Sir Gowther

Plot

(This summary is based upon the copy of Sir Gowther found in National Library of Scotland MS Advocates 19.3.1.)

The Duke of Austria is childless and threatens his wife with divorce if she does not quickly conceive. She is in an orchard one morning when a person she believes to be her husband arrives and they make love beneath the trees. However, she has been the victim of the utmost deception. She has been deceived in much the same way that the Duchess of Tintagel is deceived when King Uther Pendragon, cast into the likeness of her husband by Merlin, fathers King Arthur upon her in the Vulgate Merlin.[10] Like the wife of Sir Orfeo, she is accosted by a fay in an orchard. The anonymous author of Sir Gowther has already told us: "I searched high and low for a Breton lay and have brought out of this marvellous region the following tale:

A law of Breyten long y soghht,
And owt ther of a tale ybroghht,
That lufly is to tell."[11]

The child the lady now carries in her womb is Merlin's half-brother, we are told. But he is a fiendish child. As a baby, he sends numerous wet-nurses to their graves and tears off his mother's nipple on the only occasion she dares to suckle him. As he grows to be a youth, hunting becomes his favourite pastime, but as he nears adulthood he prefers to roam the land with a huge sword, terrorising everybody and in particular, the religious orders. He rapes with relish and then burns a convent of nuns to death. His father is so sickened by his son's behaviour that he dies of shame.

Sir Gowther is now duke after the death of his father. But when he has his fiendish parentage thrown at him in accusation one day, he runs to his mother to find out if it is true. At the point of his sword, she admits to everything and, in a sudden change of heart, Sir Gowther resolves to travel to Rome to receive absolution for his sins from the Pope.

Sir Gowther receives an audience with the Pope and is given the penance that he may not speak and that whatever he swallows must first have been in the mouth of a dog. The curious, possible implications of this are almost corroborated when, having been kept alive for a few days by a greyhound, he dashes into the palace of the Emperor of Germany (the Holy Roman Empire), hides beneath a table and the emperor's steward comes towards him brandishing a stick. However, he is soon adopted by the court as Hob their fool and eats beneath the tables with the dogs in the evening.

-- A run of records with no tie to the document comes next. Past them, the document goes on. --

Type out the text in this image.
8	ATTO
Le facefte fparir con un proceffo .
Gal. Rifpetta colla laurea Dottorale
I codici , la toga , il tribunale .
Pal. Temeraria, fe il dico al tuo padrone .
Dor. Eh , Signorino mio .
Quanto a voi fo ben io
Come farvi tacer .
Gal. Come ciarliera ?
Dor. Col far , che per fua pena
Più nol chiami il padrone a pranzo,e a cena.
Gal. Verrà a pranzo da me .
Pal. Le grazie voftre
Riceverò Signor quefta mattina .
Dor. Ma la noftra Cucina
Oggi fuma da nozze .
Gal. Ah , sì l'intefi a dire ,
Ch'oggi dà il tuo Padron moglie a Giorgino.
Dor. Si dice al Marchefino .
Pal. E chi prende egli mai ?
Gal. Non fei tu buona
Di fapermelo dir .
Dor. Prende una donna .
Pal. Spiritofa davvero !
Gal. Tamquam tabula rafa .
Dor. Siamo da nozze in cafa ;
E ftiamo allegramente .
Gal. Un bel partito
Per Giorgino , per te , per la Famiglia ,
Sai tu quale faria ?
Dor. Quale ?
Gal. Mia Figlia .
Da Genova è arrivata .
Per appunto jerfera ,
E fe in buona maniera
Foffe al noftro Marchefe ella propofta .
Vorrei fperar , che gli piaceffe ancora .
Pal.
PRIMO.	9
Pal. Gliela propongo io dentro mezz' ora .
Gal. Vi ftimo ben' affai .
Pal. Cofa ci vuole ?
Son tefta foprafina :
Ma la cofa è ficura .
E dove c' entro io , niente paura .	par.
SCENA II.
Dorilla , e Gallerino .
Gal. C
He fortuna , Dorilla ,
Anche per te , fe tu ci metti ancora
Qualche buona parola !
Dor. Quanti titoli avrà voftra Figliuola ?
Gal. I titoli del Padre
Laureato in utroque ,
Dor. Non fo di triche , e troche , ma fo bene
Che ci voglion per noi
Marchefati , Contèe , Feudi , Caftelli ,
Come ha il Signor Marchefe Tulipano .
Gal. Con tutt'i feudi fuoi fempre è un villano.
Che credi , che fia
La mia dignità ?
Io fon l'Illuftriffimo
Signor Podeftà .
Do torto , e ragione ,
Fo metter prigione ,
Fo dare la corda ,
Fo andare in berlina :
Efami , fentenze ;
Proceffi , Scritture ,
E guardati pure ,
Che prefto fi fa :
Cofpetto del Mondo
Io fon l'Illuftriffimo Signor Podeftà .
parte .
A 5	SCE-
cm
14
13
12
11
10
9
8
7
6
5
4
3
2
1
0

The Emperor of Germany has a daughter who is mute, but this does not stop a sultan coming to claim her hand in marriage. The emperor refuses and a dreadful war begins. On three successive days, Sir Gowther, as Hob the fool, prays to God that he might be given arms to help defend the emperor's lands from the heathen hoards. And three times, he is rewarded by the magical appearance of a horse and armour outside his small room. For three days in succession, he sallies out with the emperor's army and fights invincibly, first as a black knight, then as a red knight and finally, on the third day, as a white knight, even managing to cut off the sultan's head during the final day's fighting. Like the Anglo-Norman romance hero Ipomedon, he fights in differently-coloured arms every day and nobody knows who these knights are who have conducted themselves so magnificently on the field of combat. The emperor's daughter, however, knows the truth. However, she is mute and thus unable to tell anyone anything.

But victory comes at a price. Following the sultan's death, on seeing Sir Gowther wounded on the final day of battle, the emperor's daughter, in her anguish, falls from her tower. The Pope is summoned to bury her. But as the funeral is about to start, she awakens from her bier and tells the assembled gathering that God has forgiven Sir Gowther all his sins. He may speak again, and so can she.

Following this miracle, the two are married and, when her father dies, Sir Gowther becomes Emperor of the Holy Roman Empire. He builds an abbey and attaches to it a convent, in which nuns can pray for the souls of the poor nuns he once burnt alive in their church. When Sir Gowther dies, many miracles are witnessed around his tomb.